Alber Elbaz: Mode braucht Mängel

Lanvin-Chefdesigner Alber Elbaz kann einem perfekten Look nichts abgewinnen und hält es für wichtig, dass ein Outfit auch Fehler aufweist

Alber Elbaz, 53, findet es wichtig, Fehler zu machen.

Der israelische Modedesigner machte sich durch seine Arbeit bei Yves Saint Laurent einen Namen in der Fashion-Branche und ist seit 2001 Chefdesigner beim französischen Modehaus Lanvin.

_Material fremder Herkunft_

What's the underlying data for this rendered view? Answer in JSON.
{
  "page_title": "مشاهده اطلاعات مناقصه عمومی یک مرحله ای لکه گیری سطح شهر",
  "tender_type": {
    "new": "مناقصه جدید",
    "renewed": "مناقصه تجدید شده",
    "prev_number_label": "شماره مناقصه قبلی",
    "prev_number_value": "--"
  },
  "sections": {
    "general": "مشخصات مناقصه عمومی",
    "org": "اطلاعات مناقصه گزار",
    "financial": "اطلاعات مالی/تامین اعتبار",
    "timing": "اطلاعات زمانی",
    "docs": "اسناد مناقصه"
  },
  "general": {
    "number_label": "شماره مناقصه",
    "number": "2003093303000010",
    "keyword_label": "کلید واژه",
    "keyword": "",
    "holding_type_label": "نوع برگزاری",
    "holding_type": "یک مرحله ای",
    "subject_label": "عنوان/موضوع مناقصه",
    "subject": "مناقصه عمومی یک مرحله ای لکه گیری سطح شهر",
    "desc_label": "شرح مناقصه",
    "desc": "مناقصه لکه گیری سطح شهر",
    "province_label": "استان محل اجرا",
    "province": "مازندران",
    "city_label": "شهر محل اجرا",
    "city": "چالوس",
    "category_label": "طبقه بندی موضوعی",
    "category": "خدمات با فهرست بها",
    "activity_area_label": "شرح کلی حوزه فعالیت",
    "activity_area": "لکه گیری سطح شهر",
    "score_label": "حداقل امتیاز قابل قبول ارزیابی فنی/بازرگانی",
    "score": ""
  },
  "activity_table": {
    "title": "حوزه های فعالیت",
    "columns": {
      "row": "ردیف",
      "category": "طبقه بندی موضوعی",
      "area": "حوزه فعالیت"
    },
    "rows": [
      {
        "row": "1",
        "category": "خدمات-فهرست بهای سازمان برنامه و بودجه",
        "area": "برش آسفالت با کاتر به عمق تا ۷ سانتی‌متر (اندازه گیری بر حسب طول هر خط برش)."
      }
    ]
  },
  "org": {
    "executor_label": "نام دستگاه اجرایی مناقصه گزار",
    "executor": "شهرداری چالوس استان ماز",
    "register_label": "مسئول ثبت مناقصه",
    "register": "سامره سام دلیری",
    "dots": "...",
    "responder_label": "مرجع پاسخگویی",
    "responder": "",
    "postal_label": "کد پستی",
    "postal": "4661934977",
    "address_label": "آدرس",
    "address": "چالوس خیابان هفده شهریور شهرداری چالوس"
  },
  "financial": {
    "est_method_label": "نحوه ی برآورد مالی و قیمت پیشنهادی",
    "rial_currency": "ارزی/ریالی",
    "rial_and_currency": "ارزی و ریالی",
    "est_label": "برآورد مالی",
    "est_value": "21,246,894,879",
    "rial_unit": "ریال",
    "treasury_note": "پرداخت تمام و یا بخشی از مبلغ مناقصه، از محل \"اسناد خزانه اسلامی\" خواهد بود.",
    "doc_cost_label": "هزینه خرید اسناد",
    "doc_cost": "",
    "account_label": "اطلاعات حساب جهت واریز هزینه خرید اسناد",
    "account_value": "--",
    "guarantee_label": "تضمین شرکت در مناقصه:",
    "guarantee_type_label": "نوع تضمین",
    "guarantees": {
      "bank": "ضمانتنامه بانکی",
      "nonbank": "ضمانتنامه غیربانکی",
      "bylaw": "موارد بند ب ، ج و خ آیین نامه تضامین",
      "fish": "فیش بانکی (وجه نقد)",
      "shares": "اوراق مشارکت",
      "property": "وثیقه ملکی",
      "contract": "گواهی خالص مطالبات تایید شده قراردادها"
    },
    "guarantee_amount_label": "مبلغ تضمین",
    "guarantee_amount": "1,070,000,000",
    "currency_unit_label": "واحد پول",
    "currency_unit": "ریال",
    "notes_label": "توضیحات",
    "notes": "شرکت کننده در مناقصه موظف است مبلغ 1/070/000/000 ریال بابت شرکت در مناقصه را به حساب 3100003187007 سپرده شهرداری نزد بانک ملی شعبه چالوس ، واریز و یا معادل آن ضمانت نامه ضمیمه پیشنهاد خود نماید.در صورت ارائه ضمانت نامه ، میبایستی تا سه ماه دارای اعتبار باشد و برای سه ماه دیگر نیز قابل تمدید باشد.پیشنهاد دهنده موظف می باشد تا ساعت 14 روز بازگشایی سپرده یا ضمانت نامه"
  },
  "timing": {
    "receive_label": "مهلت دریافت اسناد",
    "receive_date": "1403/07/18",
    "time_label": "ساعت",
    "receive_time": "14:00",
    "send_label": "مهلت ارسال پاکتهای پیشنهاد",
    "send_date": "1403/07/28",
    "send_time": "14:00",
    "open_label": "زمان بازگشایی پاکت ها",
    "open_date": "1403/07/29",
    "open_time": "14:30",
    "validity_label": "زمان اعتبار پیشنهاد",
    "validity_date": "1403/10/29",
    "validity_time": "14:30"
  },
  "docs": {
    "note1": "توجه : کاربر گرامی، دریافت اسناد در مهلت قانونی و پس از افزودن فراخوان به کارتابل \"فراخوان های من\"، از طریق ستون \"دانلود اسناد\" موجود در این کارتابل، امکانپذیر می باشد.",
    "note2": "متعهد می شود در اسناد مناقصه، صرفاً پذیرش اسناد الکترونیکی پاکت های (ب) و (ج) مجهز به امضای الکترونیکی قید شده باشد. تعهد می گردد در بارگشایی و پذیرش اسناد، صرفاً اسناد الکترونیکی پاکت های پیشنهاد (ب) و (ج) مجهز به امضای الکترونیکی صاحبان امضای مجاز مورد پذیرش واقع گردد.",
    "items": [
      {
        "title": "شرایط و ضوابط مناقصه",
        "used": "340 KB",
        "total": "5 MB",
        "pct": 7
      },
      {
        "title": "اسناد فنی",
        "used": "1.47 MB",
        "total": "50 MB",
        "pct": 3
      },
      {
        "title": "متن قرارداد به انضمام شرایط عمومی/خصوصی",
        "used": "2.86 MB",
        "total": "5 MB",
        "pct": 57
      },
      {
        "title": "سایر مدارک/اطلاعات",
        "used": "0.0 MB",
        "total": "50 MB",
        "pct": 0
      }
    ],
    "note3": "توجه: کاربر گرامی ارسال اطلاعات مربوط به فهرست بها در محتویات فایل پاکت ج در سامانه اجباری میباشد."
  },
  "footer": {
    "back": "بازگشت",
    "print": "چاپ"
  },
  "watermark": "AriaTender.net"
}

Besonders bekannt ist er für seine Kreationen, die auf den ersten Blick überhaupt nicht zueinander passen - damit sprengte er in der Modewelt Grenzen und findet es klasse, die Dinge etwas aufzupeppen. "Für mich ist die Perfektion das Ende: Man spricht immer darüber, dass Menschen perfekt sind, wenn sie tot sind", erklärte er seine Einstellung gegenüber "harpersbazaar.com" und ergänzte: "Als ich zu Saint Laurent ging, war alles total perfekt, alles was ich wollte, war, es ein bisschen unvollkommen zu machen. Ich steckte die falschen Mädchen in die falschen Schuhe, die falschen Looks und das falsche Styling. Ich glaube nicht an Perfektion; ich glaube daran, Fehler zu machen."

Mit seinem Beruf ist Alber völlig ausgefüllt und bereitet sich momentan auf die Fashion Week in Paris vor, die Ende nächsten Monat stattfinden wird. Zwar gibt es während der Arbeit ein paar kleinere Pausen, doch mag es der Modeschöpfer am liebsten, wenn er beschäftigt ist. "Ich hatte schon immer Angst vor Leerlauf; ich bin ein Workaholic. Vielleicht weiß ich eines Tages, wie ich diese Momente des Nichts auch genießen kann", sinnierte er. Doch sein Arbeitseifer bedeute nicht, dass er ein knallharter Geschäftsmann ohne Herz sei. "Nein, ich bin ein sehr emotionaler Mensch. Alles berührt mich; jedes Wort kann mich irgendwohin tragen. Ich kann nicht das tun, was ich tue, und dabei eine Eiskönigin sein."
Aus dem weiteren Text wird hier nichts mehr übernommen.